5. Automated test stations accelerate throughput and improve quality
An important component in thorough product testing is automated test equipment (ATE) – assembly test stations, functional test stations, and ESS test stations – that is used to verify assembled components such as semiconductor chips and boards, or to functionally test partially or fully assembled units. Additionally, depending on how and where the product is used, there may be specialized test stations, fixtures, and chambers used for testing small unit samples to ensure that they operate when vibrated, dropped, immersed, or exposed to electromagnetic or extreme temperatures, and so on. Units that fail at any stage are typically routed to repair stations for troubleshooting and reconditioning.
6. Vision inspection systems quickly identify defective products
Over the past few years, advancements in vision technologies, cameras, lasers, optics/lighting, and machine-learning capabilities have been a boon for manufacturers dedicated to improved product quality. Consequently, many of these manufacturers have integrated advanced vision inspection and machine vision systems into their production lines in order to verify correct product assembly and ensure zero defects.
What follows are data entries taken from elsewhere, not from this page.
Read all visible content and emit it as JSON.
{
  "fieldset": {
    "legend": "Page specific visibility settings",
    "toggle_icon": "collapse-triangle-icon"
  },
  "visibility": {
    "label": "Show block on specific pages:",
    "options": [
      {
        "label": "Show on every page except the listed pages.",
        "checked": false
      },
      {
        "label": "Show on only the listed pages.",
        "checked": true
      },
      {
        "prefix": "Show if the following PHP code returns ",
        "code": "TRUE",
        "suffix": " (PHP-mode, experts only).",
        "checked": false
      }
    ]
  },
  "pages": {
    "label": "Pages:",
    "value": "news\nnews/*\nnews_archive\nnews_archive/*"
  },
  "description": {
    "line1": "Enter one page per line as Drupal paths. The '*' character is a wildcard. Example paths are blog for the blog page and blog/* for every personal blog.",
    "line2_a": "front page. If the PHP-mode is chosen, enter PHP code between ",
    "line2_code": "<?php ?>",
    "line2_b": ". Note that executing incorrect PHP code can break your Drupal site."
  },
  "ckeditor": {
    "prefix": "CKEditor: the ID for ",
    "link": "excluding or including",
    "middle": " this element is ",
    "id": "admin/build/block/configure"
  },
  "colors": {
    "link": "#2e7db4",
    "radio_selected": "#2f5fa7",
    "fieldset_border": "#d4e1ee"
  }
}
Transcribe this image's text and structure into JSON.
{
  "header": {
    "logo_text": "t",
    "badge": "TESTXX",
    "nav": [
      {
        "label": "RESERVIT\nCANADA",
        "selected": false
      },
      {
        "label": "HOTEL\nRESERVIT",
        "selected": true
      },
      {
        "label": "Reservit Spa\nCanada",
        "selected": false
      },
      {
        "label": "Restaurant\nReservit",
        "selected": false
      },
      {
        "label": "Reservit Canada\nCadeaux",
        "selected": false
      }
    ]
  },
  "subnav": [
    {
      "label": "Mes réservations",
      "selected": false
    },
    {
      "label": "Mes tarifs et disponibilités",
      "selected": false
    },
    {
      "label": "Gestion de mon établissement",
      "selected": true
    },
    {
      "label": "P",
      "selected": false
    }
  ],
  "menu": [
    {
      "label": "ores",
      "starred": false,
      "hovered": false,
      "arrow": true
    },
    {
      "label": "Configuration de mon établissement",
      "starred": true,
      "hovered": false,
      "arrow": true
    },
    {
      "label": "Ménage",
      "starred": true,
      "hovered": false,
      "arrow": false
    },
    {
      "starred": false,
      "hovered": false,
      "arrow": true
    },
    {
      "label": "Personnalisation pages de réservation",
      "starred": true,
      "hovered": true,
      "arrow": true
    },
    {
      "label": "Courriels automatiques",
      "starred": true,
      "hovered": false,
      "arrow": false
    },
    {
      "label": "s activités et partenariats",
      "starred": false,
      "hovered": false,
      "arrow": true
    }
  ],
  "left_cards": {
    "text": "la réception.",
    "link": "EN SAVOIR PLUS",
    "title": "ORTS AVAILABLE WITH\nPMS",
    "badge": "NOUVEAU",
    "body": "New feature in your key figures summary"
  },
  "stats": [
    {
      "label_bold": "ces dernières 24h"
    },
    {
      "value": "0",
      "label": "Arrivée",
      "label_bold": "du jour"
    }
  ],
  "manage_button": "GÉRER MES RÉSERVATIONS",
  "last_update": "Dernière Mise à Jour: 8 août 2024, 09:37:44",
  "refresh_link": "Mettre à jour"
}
For example, in the automotive sector, Tier 1 and 2 suppliers ensure that products such as custom-built vehicle dashboards and cockpits are perfectly matched to OEM specifications and sales orders, guaranteeing that suppliers respect service level agreements (SLAs) and avoid penalties from OEMs.
Vision inspection and machine vision systems are, in effect, highly intelligent quality-assurance (QA) systems that can, with high precision, scan large numbers of both electronic and non-electronic products (e.g., pills, processed foods) simultaneously to detect flaws, as well as measure, classify and sort these products. These systems can also store comprehensive test results, ensuring that all product details are captured and accessible for analysis and traceability.
7. Fast test station replication helps OEMs reach their markets
If the product being tested is bound for the consumer electronics or automotive markets, there’s a good chance that multiple high-volume test stations, often including robotics and automated assembly lines, will be needed to satisfy consumer demand. Additionally, identical test stations may be required in multiple countries to ensure simultaneous worldwide product releases. Another driver for global test station deployment is cost. Many OEMs have chosen contract manufacturers (CMs) and electronics manufacturing services (EMS) in lower-cost countries for their manufacturing operations. The logistics needed to ensure synchronized production around the world are significant and usually require the support of a test engineering company with build-to-print expertise that can rapidly source and assemble identical test stations, and then ship and integrate them into CM and EMS sites around the world.